Unfortunately there are still lots of managers and directors running teams and departments in large organisations, who may have good intentions, but are lagging behind in their thinking and management approach.
Who haven’t yet moved with the times. Who are asking the wrong questions and measuring the wrong things.
In order to find out why they stick with this approach we need to go back. Way back.
The 18th century saw the start of the Industrial revolution, which started a c.100 year era of accelerated change that transformed human society. Fossil fuels, steam power and the rise of manufacturing changed well, everything. The way people got from place to place, where they worked, how they worked and a crap tonne more.
The majority of people ended up moving from the fields on to the factory floors as part of a production line of some description. Towards the end of the 19th century Scientific management reared it’s head thanks to the work of Frederick Taylor, which at the time was deemed quite brilliant. It was driven from a desire to improve process and reduce waste by encouraged putting people into boxes (not literally – apart from the undertakers) based on their skills, and measuring and rewarding workers based on output (number of units of X produced in a given time). The result of this may have been an increase in production of goods but there was little interaction, zero autonomy, plenty of mastery, not much of a sense of purpose, and generally low motivation in the workplace.

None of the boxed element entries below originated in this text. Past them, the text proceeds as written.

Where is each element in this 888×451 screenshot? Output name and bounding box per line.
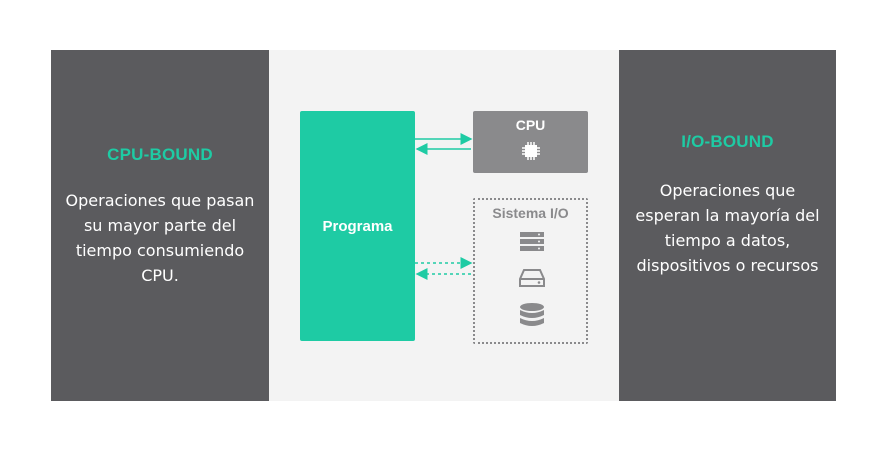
hard-drive-icon [519,269,545,287]
cpu-bound-title: CPU-BOUND [107,145,213,164]
io-bound-description: Operaciones que esperan la mayoría del t… [635,181,820,275]
io-bound-title: I/O-BOUND [681,132,774,151]
diagram-panel: Programa CPU Sistema I/O [269,50,619,401]
flow-arrows [415,133,473,280]
cpu-label: CPU [515,117,546,133]
io-bound-panel: I/O-BOUND Operaciones que esperan la may… [619,50,836,401]
cpu-bound-panel: CPU-BOUND Operaciones que pasan su mayor… [51,50,269,401]
cpu-chip-icon [522,142,540,160]
io-system-label: Sistema I/O [492,205,569,221]
io-system-box: Sistema I/O [473,198,588,344]
cpu-bound-description: Operaciones que pasan su mayor parte del… [65,191,255,285]
program-label: Programa [322,217,393,235]
program-box: Programa [300,111,415,341]
server-icon [520,232,544,251]
database-icon [520,303,544,326]
cpu-box: CPU [473,111,588,173]
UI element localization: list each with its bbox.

As we moved towards the growth of institutions and office work in the 20th century a lot of this factory thinking came over too.
Think about the cubicle culture common in American offices from the late 60’s – this was just an extension of the factory floor, with people working in isolation, on a specific set of process, being supervised and measured on output of x units over time. So in short Scientific management was still in abundance, despite the context being different.
We now live in the age of the digital revolution that has yet again brought an era of accelerated change that is transforming human society. The way we work, the type of things we work on. As we increasingly move towards building new technology that has not existed before we move away from working in a predictable, linear fashion.
As such the last 30 – 40 years has seen a new way of thinking, of being, creep into our places of work. A way that asks us to tear down the cubicles, encourages collaboration and empowers small teams of people to work together to get the job done. We still build stuff, and we still have a pipeline of work to get a complete product out of the door, but rather than focusing on producing as much as possible the focus is on producing as little as possible in order to get as much value as possible, as early as possible. This is what we call agile, and the many guises that this takes.
But there’s a problem. Not with the teams so much, but with the bosses who have spent the last 30-40 years of their careers learning the old way. Scientific mgmt still reins. It’s what people know, understand and have a history with. It’s what they were brought up with. It’s what they were taught at business school. It’s what was passed down to them by their managers when they started their corporate journey. These people are in their 50’s now, and whilst there are lots of them who have heard of and believe they understand agile, they’ve rarely experienced it first hand.
They’ve never been part of a scrum team. They’ve never paired with a colleague on a task. They’ve never sat in on a retrospective. They still have performance driven bonuses based on bullshit metrics which they filter down the chain.
Now by my reckoning these managers, leaders and directors are coming to the end of an era. In another 15 – 20 years they will no longer be running the business. People with first hand experience and a deeper understanding of agility will have worked their way to the top and things will be different. Conversations about how we work should be as welcome as a conversation about the work itself. People showing vulnerability and willing to experiment, fail, learn and grow should be the norm, not the exception.
So, in the mean time what do we do? What do you do? Do you play the long game and wait this thing out? Do you work towards being one of these future leaders, by gaining as much experience as you can now? By spreading your knowledge and love for agile as wide as possible?
Either way, it’s important to remember and reflect on the past. To acknowledge the brilliant thinking born out of the industrial revolution that was fit for purpose at the time. It’s also important to acknowledge that things have moved on, and so our approach to management of people and work needs to shift too.
We are not robots. There is a place for robots and automation in todays world, but we need to hold on to our humanity, our sanity and our unique ability to inspect and adapt. To embrace each other as people, warts and all, and focus on working together to achieve the best outcomes.